Natürlich nicht! Aber sie sollten zuerst ihre Ziele und dann auch ihre Worte besser wählen: „Ich brauche Geld um Zedaka zu geben. Ich brauche Geld um koscheres Essen zu kaufen. Ich brauche Geld, um meine Kinder jüdisch erziehen lassen zu können. Ich brauche Geld, um den jüdischen Staat unterstützen zu können!“
Geld nicht um des Geldes willen, sondern Geld, um jüdisch zu leben – darum geht es!
Und dann ist Geld nicht mehr nur noch Geld, sondern es verändert sich, es wird zur Mizwe. Denn unsere Gebete um Geld, unsere Bitten, mit Reichtum gesegnet zu werden, sie sind ja nun richtig ausgerichtet: wir wollen all das, um unsere Mitzwot erfüllen zu können und nicht, um einfach nur reich zu sein.
Mit Jakow war es genauso: Er hat seinen Reichtum nur für seinen Glauben verwendet.

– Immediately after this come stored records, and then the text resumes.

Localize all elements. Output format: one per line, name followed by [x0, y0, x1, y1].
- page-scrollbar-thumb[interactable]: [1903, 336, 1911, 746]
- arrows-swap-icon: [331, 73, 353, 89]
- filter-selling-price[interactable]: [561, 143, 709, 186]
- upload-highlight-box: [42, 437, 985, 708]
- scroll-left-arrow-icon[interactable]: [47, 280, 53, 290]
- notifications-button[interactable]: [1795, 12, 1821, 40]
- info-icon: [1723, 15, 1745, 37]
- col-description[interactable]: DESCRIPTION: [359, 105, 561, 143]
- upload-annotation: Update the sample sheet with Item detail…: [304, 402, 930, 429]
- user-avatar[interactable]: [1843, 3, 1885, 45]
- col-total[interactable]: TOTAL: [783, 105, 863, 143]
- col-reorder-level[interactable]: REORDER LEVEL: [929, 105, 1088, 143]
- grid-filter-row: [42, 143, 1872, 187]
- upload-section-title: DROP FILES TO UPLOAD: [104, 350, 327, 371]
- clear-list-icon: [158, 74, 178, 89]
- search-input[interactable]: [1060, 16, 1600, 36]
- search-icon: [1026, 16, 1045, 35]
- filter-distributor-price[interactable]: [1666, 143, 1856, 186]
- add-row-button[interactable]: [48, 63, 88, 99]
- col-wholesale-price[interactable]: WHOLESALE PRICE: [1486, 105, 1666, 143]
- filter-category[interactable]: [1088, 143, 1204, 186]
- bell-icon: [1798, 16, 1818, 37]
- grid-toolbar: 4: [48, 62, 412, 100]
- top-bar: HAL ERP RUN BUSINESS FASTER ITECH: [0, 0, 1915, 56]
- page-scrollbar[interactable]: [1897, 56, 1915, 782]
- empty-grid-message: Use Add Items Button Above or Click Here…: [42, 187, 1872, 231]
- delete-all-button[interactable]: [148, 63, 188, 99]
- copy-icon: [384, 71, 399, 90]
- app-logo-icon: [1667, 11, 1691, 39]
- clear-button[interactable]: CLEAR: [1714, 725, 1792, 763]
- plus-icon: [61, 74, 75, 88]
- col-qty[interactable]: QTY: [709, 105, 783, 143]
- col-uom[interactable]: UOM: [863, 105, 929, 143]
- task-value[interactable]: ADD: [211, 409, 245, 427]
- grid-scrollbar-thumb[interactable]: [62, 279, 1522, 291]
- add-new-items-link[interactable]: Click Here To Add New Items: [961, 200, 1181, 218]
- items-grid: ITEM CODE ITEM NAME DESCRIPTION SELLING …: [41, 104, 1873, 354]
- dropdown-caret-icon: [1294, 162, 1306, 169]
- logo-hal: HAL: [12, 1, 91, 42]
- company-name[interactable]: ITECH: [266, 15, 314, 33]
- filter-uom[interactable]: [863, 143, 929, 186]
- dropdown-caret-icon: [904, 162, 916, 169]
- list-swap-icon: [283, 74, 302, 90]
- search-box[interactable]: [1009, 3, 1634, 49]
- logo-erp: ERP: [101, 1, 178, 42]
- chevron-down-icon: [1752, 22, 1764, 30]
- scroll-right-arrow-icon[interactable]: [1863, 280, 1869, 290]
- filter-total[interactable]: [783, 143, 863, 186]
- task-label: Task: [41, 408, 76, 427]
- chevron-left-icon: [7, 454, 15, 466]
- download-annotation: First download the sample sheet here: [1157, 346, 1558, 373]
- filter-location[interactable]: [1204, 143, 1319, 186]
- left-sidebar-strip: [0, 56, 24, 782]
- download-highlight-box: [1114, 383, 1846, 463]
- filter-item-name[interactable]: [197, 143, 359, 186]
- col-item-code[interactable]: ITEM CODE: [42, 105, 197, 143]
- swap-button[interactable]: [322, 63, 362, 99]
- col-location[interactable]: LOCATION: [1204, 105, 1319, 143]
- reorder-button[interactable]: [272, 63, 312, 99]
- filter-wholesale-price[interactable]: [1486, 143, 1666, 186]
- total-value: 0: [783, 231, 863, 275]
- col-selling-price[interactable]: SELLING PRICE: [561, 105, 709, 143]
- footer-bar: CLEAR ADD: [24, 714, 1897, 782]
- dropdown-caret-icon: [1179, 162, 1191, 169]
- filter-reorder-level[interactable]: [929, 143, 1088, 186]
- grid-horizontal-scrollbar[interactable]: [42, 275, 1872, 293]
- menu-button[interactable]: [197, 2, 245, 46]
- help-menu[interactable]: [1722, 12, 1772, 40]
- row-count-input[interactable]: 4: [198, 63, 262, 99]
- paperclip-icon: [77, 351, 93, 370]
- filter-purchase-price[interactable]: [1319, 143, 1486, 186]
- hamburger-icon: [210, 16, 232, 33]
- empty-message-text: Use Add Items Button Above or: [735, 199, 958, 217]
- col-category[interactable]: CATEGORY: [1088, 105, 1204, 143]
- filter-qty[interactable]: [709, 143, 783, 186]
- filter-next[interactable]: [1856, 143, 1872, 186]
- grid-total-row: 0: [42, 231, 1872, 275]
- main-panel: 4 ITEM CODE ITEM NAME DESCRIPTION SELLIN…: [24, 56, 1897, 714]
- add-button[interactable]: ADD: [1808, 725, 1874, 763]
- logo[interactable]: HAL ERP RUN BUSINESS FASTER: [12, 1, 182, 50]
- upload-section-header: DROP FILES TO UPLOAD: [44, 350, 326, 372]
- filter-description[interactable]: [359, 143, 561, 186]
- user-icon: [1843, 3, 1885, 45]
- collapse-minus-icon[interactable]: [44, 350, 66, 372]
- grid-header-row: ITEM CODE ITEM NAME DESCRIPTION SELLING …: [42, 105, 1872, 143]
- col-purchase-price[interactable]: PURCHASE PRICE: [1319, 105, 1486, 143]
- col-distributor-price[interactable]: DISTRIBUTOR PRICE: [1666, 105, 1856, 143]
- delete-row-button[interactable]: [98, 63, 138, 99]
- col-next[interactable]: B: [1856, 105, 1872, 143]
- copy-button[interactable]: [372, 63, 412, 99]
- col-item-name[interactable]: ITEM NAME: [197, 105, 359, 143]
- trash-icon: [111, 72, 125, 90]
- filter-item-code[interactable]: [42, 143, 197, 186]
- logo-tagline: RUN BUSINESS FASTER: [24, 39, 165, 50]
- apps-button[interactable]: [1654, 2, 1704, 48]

Um jüdisch zu sein und jüdisch zu leben, hat er eben auch Geld gebraucht und Hashem hat ihm viel davon gegeben. Aber Jakow hat im Gegenzug verstanden: Dieses viele Geld, es ist nicht da, damit ich in Luxus lebe, es ist da, damit ich Mitzwot halte! Deshalb ist er auch für die eigentlich nicht sehr wertvollen Geschirrteile umgekehrt und hat noch einmal den gefährlichen Fluß überquert. Er wußte: „Wenn G-tt mir dieses Geschirr gegeben hat, dann hatte es eine Bedeutung, dann hatte es den Zweck, daß ich damit Mitzwot erfülle. Es ist nicht überflüssig, ich kann es nicht einfach liegenlassen.“
Und jetzt verstehen wir auch seine Bitte an Lawan: Er wollte, nein, er mußte viel Geld verdienen. Und warum? Er hatte 12 Kinder, denen er ein jüdisches Leben mit Mizwot ermöglichen mußte. Jakow hat das Geld gebraucht, um diese wichtige Aufgabe zu erfüllen.
Esaw dagegen hat Geld nur gebraucht um des Geldes Willen. Deswegen hat Jakow sagen können: „Ich habe alles“ und Esaw nur: „ich habe viel“.
Mögen wir alle erkennen und viel Geld bekommen, damit wir unsere Aufgabe erfüllen können!